Environmental conditions dictate differential evolution of vancomycin resistance in Staphylococcus aureus

While microbiological resistance to vancomycin in Staphylococcus aureus is rare, clinical vancomycin treatment failures are common, and methicillin-resistant S. aureus (MRSA) strains isolated from patients after prolonged vancomycin treatment failure remain susceptible. Adaptive laboratory evolution was utilized to uncover mutational mechanisms associated with MRSA vancomycin resistance in a physiological medium as well as a bacteriological medium used in clinical susceptibility testing. Sequencing of resistant clones revealed shared and media-specific mutational outcomes, with an overlap in cell wall regulons (walKRyycHI, vraSRT). Evolved strains displayed similar properties to resistant clinical isolates in their genetic and phenotypic traits. Importantly, resistant phenotypes that developed in physiological media did not translate into resistance in bacteriological media. Further, a bacteriological media-specific mechanism for vancomycin resistance associated with a mutated mprF was confirmed.

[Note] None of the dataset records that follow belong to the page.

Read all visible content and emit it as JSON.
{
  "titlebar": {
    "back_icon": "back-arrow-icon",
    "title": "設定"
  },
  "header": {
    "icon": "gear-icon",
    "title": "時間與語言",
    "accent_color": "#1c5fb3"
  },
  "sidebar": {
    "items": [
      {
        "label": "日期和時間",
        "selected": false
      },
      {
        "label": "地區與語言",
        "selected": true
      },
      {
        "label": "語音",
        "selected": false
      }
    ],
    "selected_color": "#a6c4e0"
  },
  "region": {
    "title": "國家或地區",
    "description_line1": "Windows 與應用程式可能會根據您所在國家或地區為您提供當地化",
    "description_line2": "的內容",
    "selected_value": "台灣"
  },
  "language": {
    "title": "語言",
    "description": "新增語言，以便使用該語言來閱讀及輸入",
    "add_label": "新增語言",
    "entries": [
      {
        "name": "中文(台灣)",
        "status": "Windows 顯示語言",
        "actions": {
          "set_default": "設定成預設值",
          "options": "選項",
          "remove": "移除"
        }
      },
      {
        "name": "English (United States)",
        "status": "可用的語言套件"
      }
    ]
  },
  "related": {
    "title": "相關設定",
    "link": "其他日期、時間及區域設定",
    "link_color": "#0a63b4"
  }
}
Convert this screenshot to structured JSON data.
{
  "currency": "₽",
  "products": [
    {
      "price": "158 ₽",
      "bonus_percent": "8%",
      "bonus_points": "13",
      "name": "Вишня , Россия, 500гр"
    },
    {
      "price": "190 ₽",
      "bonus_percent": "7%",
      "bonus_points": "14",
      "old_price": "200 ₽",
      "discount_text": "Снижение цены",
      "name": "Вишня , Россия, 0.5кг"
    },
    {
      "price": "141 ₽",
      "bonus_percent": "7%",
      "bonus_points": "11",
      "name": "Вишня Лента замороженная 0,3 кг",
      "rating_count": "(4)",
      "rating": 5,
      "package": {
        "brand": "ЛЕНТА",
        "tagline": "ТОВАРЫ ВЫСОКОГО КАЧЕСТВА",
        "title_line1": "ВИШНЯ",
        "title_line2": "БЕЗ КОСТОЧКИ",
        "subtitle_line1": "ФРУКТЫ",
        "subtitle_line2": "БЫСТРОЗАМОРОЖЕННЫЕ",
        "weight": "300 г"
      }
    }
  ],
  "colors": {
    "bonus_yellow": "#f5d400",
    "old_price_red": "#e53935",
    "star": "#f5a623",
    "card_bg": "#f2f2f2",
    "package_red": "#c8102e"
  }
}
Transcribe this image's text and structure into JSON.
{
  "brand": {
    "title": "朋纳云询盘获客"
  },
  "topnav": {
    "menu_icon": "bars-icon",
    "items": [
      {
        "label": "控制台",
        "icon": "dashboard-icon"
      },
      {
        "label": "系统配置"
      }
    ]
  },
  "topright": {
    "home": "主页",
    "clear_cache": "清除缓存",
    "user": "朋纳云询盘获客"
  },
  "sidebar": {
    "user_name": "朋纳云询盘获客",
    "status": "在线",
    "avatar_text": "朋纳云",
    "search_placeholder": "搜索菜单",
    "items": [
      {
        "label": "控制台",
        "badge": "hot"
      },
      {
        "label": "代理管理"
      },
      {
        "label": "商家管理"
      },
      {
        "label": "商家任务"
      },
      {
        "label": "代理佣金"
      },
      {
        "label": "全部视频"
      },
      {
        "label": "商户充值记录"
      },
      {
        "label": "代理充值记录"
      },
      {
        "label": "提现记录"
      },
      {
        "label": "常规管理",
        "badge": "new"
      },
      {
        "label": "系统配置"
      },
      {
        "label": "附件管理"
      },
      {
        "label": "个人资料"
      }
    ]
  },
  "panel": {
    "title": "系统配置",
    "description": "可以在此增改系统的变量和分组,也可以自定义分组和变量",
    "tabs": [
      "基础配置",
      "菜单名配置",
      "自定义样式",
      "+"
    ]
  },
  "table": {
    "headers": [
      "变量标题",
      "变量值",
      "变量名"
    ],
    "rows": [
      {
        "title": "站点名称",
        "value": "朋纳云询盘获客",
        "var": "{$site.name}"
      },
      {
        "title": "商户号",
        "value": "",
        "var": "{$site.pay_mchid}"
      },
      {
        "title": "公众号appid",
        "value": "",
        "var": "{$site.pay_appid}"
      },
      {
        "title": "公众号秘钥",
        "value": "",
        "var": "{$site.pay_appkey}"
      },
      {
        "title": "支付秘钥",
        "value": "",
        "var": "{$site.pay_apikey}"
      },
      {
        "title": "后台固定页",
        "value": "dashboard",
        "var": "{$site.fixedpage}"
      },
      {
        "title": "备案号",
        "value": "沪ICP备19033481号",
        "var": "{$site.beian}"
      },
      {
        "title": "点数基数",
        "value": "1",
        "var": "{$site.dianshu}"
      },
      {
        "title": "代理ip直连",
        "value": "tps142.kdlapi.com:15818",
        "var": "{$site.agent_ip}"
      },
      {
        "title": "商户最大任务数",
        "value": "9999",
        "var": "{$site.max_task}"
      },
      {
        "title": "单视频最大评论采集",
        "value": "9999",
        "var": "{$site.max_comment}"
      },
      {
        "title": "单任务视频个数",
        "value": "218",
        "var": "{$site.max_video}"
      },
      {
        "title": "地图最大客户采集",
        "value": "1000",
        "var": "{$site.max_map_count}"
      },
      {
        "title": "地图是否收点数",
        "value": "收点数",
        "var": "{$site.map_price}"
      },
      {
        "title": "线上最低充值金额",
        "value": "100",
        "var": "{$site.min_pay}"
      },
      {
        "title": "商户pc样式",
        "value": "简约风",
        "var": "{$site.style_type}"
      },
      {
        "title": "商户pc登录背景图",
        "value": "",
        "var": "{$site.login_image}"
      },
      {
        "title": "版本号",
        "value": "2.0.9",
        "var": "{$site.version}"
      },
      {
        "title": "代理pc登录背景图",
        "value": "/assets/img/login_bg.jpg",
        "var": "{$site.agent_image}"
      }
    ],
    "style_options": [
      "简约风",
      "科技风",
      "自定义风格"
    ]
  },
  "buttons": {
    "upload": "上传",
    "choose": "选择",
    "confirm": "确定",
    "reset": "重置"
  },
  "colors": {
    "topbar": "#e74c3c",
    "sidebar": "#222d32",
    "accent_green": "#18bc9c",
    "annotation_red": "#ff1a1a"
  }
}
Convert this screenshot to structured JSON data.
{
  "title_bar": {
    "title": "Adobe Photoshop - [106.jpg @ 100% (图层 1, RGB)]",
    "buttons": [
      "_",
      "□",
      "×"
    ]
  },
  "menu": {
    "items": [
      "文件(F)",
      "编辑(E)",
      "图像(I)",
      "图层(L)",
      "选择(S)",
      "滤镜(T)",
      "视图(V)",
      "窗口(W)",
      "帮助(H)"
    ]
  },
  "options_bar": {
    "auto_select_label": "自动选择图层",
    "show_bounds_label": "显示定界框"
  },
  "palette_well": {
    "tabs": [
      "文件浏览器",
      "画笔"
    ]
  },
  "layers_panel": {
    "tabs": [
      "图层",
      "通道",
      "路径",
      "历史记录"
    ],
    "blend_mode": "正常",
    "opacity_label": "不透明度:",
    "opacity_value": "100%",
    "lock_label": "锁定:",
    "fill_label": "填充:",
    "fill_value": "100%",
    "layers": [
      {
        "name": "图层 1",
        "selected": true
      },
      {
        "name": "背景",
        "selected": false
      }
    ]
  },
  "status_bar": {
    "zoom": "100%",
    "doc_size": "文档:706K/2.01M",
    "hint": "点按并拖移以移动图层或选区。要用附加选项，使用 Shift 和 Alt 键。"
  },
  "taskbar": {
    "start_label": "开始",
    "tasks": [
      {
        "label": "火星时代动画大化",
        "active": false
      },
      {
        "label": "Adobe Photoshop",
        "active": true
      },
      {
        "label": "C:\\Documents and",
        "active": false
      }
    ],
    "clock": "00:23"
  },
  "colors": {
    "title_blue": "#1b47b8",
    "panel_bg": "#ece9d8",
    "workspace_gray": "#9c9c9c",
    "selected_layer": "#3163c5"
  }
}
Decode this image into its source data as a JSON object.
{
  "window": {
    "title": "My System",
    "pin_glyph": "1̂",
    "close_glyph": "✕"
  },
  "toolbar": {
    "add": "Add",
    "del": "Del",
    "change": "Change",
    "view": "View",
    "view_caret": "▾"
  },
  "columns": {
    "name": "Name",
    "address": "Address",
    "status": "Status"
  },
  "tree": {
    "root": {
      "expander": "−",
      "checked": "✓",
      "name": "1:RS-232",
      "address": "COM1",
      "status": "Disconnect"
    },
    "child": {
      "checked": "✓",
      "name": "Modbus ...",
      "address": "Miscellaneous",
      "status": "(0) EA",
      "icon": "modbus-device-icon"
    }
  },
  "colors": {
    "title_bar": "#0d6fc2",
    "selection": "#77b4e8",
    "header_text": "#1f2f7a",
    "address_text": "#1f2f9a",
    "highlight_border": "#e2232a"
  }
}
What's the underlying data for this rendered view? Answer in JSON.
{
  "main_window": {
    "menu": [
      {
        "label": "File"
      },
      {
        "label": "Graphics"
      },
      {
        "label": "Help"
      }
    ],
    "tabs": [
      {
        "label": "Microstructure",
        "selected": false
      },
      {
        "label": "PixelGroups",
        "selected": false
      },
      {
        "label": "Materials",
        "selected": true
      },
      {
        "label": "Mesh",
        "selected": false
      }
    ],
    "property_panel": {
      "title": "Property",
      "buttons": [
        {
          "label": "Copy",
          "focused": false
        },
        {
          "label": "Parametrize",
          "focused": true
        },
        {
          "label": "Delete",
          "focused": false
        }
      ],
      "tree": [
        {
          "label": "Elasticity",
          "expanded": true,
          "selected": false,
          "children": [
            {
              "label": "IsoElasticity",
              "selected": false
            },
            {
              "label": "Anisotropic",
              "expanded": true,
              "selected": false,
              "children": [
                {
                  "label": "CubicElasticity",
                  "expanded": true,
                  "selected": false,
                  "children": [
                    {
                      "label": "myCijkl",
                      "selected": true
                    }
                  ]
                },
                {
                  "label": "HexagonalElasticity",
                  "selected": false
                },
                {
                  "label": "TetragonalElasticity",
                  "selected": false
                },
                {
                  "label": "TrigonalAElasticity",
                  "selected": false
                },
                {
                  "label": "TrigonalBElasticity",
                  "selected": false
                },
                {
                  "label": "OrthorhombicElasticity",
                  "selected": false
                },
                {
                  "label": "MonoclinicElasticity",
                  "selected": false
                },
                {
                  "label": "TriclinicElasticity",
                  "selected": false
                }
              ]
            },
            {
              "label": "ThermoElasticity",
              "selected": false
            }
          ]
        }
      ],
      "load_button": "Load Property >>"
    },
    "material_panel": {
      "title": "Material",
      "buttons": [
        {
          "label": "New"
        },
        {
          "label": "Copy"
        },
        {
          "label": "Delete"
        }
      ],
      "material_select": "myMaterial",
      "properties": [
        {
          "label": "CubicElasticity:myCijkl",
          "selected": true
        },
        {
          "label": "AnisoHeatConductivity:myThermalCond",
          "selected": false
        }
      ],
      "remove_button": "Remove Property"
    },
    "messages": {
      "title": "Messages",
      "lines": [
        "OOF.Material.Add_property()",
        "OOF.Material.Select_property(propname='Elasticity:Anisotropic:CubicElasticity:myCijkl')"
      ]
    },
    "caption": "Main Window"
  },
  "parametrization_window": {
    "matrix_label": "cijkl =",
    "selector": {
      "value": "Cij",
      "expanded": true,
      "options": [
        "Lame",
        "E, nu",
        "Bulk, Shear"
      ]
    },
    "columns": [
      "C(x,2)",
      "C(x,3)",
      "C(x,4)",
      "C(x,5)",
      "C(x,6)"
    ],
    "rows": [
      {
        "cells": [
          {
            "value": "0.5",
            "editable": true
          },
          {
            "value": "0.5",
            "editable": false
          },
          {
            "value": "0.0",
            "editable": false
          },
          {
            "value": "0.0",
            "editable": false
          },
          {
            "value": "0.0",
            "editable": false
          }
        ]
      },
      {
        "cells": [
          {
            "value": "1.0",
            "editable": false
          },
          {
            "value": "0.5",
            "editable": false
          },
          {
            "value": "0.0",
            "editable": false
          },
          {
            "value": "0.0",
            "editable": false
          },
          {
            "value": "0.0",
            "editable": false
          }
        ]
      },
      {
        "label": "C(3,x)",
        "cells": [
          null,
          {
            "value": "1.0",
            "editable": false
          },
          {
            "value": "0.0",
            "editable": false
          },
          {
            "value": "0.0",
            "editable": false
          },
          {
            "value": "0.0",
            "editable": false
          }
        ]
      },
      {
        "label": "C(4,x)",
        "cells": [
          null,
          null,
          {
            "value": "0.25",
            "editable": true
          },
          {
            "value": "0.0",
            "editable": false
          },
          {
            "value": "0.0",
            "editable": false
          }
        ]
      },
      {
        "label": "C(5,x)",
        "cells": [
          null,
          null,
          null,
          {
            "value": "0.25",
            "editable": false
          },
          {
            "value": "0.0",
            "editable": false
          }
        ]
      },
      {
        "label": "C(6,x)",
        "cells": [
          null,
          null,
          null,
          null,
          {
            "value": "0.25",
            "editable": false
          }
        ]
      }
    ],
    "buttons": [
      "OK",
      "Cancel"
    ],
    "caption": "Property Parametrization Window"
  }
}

This study bridges the gap between the understanding of clinical and microbiological vancomycin resistance in S. aureus and expands the number of allelic variants (184 mutations for the top 5 mutated genes) that result in vancomycin resistance phenotypes. Henrique Machado et al. describe mutational mechanisms associated with MRSA vancomycin resistance in Staphylococcus aureus using adaptive laboratory evolution experiments focused on tolerance. Their results reveal environment-dependent mutational strategies to vancomycin tolerization and the impact of mutations in regulatory genes, providing insight into the development of antibiotic resistance under multiple conditions.

Automated summary

Henrique Machado and colleagues describe mutational mechanisms associated with MRSA vancomycin resistance in Staphylococcus aureus using adaptive laboratory evolution experiments focused on tolerance. Their results reveal environment-dependent mutational strategies to vancomycin tolerization and the impact of mutations in regulatory genes, providing insight into the development of antibiotic resistance under multiple conditions.